Erland and The Carnival - Erland and The Carnival

Singer/guitarist Erland Cooper, The Good The Bad & The Queen’s Simon Tong and drummer David Nock from Paul McCartney’s The Fireman make up this heralded new offering from the UK.

Deriving their name from Jackson C Frank’s song, My Name is Carnival - a cover of which appears on the album - the trio play catchy, psych-freak folk with a mix of romantic and unsettling subject-matter. Lyrics and music are gleaned from bits and pieces of existing poetry and songs. Words from the likes of William Blake and Leonard Cohen are used and reworked, while Derby Ram takes from newspaper cuttings in its true story of teenager who - coaxed and filmed on camera-phones by a crowd below - jumped from the top story of a car park in an English town.

Britain has a rich tradition of bands that make slightly odd yet irrepressibly jaunty psychedelic folk music, and there are reference points aplenty here.

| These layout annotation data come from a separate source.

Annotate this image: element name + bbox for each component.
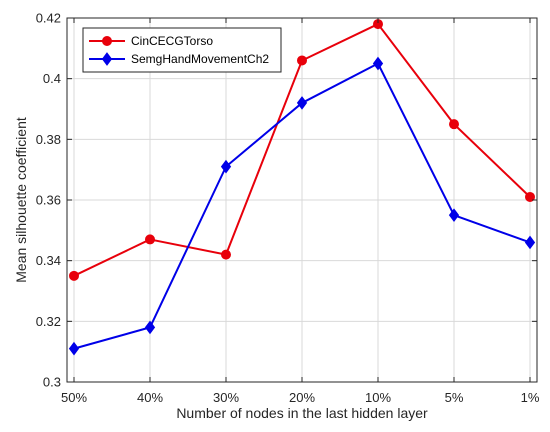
y-tick-label: 0.38 bbox=[36, 132, 61, 147]
data-point bbox=[220, 159, 232, 174]
legend-label: SemgHandMovementCh2 bbox=[131, 52, 269, 66]
x-tick-label: 1% bbox=[521, 390, 540, 405]
data-point bbox=[448, 208, 460, 223]
y-tick-label: 0.36 bbox=[36, 193, 61, 208]
y-tick-label: 0.4 bbox=[43, 71, 61, 86]
legend-marker bbox=[101, 52, 113, 66]
legend-marker bbox=[102, 36, 112, 46]
y-axis-title: Mean silhouette coefficient bbox=[13, 117, 29, 283]
data-point bbox=[372, 56, 384, 71]
x-tick-label: 10% bbox=[365, 390, 391, 405]
y-tick-label: 0.42 bbox=[36, 11, 61, 26]
x-axis-title: Number of nodes in the last hidden layer bbox=[176, 405, 428, 421]
data-point bbox=[221, 249, 231, 260]
legend-box bbox=[82, 27, 282, 73]
data-point bbox=[297, 55, 307, 66]
x-tick-label: 20% bbox=[289, 390, 315, 405]
x-tick-label: 40% bbox=[137, 390, 163, 405]
data-point bbox=[145, 234, 155, 245]
legend: CinCECGTorso SemgHandMovementCh2 bbox=[82, 27, 282, 73]
data-point bbox=[296, 96, 308, 110]
y-tick-label: 0.32 bbox=[36, 314, 61, 329]
legend-label: CinCECGTorso bbox=[131, 34, 213, 48]
series-layer bbox=[68, 19, 536, 356]
data-point bbox=[449, 119, 459, 130]
x-tick-label: 50% bbox=[61, 390, 87, 405]
data-point bbox=[69, 270, 79, 281]
data-point bbox=[144, 320, 156, 335]
data-point bbox=[525, 191, 535, 202]
x-tick-label: 30% bbox=[213, 390, 239, 405]
series-CinCECGTorso bbox=[69, 19, 535, 281]
data-point bbox=[68, 341, 80, 356]
data-point bbox=[524, 235, 536, 250]
axis-ticks: 0.3 0.32 0.34 0.36 0.38 0.4 0.42 50% 40% 30% 20% 10… bbox=[36, 11, 540, 406]
y-tick-label: 0.34 bbox=[36, 253, 61, 268]
x-tick-label: 5% bbox=[445, 390, 464, 405]
y-tick-label: 0.3 bbox=[43, 375, 61, 390]
series-SemgHandMovementCh2 bbox=[68, 56, 536, 356]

Love Is a Killing Thing opens with the pots-and-pans instrumentation of Mystery Jets, You Don’t Have To Be Lonely has a Jim Noir-esque chorus, the aforementioned Derby Ram has a Super Furry Animals electo outro and there’s barely a song on the album that doesn’t sound a bit like The Coral. There are a few nice pace changes too, like the hushed Disturbed This Morning, with Cohen’s poetry given a pretty backdrop of acoustic guitars and horns.

Quintessentially English in its sound, Erland and The Carnival is a weird and wonderful treat, and potentially one of the best debuts from a UK band this year.